Well now that I've given all the athletes mono there goes our chance of winning any conference championship
It's not my fault. Someone keeps buying me tequila shots. Idk who. But every time I look down there's another. I think there's a conspiracy.
Walking back from greek row alone at 3:30am in a child's kangaroo suit...not my proudest moment
I can't see straight with both eyes and ive only been at the bar for an hour. Someone else typed this for me.
He woke up, got my bottle of water and poured it on me and then went back to sleep. Not really how I want to wake up at 2 a.m.
I don't appreciate the fact that you tagged me as a giant bucket Miracle Whip.

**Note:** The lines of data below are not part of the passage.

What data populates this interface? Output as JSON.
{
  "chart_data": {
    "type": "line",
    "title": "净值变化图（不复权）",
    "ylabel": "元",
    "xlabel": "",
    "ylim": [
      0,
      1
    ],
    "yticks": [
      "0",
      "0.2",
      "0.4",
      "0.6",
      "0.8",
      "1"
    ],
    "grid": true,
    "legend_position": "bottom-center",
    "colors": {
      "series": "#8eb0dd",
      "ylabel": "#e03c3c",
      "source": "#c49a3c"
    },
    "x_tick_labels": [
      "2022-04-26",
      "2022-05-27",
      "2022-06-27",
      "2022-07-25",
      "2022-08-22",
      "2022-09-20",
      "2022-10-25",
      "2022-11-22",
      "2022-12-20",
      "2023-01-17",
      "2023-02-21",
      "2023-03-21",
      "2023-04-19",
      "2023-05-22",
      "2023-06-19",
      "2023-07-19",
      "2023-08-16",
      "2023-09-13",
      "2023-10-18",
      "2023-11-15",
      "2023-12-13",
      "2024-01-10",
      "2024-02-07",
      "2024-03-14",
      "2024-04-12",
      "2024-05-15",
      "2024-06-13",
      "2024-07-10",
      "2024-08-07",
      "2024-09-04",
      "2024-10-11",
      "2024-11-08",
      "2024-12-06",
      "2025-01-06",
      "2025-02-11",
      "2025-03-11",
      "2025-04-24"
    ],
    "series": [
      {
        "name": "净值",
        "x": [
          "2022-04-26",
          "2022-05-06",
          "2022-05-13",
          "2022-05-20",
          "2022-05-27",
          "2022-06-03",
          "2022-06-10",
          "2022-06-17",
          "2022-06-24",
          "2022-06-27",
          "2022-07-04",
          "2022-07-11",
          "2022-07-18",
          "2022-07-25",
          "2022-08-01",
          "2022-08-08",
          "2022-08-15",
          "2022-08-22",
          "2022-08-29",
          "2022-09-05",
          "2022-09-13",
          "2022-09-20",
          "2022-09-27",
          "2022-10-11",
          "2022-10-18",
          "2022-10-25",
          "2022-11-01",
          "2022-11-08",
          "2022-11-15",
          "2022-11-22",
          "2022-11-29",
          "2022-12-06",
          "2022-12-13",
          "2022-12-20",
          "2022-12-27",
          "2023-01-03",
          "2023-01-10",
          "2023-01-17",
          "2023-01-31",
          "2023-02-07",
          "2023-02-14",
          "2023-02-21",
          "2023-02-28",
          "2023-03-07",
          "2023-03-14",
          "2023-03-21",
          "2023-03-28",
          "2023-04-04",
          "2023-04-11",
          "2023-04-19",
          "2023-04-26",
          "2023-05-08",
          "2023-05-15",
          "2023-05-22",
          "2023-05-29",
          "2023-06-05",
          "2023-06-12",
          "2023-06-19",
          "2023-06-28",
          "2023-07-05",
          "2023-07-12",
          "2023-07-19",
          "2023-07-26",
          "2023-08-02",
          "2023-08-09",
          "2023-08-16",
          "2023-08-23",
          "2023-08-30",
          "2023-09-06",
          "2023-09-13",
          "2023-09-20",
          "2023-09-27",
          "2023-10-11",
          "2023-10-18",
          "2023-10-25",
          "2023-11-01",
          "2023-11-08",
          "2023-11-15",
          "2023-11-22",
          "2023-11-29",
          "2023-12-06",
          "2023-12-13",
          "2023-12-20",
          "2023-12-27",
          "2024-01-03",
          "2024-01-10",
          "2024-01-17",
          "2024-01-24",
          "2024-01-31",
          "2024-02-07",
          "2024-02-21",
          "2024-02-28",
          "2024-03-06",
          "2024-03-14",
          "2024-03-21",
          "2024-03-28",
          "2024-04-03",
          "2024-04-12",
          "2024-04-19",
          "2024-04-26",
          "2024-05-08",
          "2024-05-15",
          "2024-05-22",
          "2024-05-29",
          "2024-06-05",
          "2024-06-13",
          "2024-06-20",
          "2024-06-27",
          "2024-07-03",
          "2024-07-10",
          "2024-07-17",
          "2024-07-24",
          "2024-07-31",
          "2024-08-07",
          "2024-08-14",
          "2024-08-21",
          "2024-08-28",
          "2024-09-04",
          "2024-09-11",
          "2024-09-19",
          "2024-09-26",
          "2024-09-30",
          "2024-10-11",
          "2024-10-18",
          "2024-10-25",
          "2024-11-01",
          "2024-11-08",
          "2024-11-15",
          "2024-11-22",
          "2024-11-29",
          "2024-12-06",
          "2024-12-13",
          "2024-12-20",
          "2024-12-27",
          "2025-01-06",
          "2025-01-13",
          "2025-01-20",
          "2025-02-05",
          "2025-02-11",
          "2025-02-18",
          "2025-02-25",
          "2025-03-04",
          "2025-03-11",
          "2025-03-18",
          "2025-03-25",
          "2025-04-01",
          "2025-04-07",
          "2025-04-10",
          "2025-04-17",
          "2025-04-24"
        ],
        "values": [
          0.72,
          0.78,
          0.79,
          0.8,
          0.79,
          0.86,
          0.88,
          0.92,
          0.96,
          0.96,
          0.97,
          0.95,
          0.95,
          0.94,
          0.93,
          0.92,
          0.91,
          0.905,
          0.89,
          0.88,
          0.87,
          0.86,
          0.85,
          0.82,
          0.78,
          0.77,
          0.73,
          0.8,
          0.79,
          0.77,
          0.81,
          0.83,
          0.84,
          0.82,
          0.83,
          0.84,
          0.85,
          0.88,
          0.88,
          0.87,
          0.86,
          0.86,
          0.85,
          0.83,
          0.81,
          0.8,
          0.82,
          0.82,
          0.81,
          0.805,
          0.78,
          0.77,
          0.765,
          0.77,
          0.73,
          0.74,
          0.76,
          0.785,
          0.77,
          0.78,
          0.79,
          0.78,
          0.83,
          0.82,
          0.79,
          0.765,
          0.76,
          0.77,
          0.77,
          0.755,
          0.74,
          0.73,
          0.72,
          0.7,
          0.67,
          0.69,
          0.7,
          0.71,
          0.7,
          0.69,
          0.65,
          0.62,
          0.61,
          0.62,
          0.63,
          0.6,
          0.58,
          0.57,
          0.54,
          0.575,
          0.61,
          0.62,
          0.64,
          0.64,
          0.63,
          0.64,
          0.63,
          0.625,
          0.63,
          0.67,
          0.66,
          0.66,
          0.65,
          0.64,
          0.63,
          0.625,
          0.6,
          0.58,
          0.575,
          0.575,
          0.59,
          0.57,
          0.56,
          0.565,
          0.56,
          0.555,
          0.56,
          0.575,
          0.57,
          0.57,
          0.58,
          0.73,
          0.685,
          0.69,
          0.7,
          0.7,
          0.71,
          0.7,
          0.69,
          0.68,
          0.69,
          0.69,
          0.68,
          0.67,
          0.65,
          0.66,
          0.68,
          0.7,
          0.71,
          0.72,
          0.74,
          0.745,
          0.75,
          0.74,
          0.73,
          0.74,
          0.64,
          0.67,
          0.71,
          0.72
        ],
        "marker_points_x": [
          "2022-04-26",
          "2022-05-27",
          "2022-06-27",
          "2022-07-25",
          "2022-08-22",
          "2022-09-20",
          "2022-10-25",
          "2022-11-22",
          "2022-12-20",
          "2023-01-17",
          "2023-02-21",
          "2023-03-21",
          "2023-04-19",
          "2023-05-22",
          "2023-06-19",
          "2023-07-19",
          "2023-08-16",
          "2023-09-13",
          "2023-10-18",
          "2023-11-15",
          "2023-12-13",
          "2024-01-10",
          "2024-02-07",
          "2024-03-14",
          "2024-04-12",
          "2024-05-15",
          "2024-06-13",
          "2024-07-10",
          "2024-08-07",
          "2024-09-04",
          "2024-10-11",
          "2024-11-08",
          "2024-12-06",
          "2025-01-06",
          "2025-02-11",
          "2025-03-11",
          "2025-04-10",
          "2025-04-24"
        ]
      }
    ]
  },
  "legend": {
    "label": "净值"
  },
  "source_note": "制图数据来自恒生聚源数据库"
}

So heartbroken my rebound has a rebound
easter 2014 is on 4/20 THIS IS NOT A DRILL YOUR FAMILY WILL EXPECT YOU TO BE HOME AND SOBER I REPEAT THIS IS NOT A DRILL
The neighbor just yelled bring me back that big red alien penis.
The girl neighbor.
Idk I was embarrassed that I hit it too hard so I played it off by spitting out bong water like a 'whales blowhole'
He gave me a script of norcos and touched my balls so overall it's been a good day.
I should probably stop recommending my dentist to the different guys I'm seeing. That could be awkward in the future.
Would you still love me and fuck me doggie style if I had a dinosaur tramp stamp?
Between his smile and monumental dick even the virgin mary woulda blown that man and I am far from the virgin. I didn't stand a chance.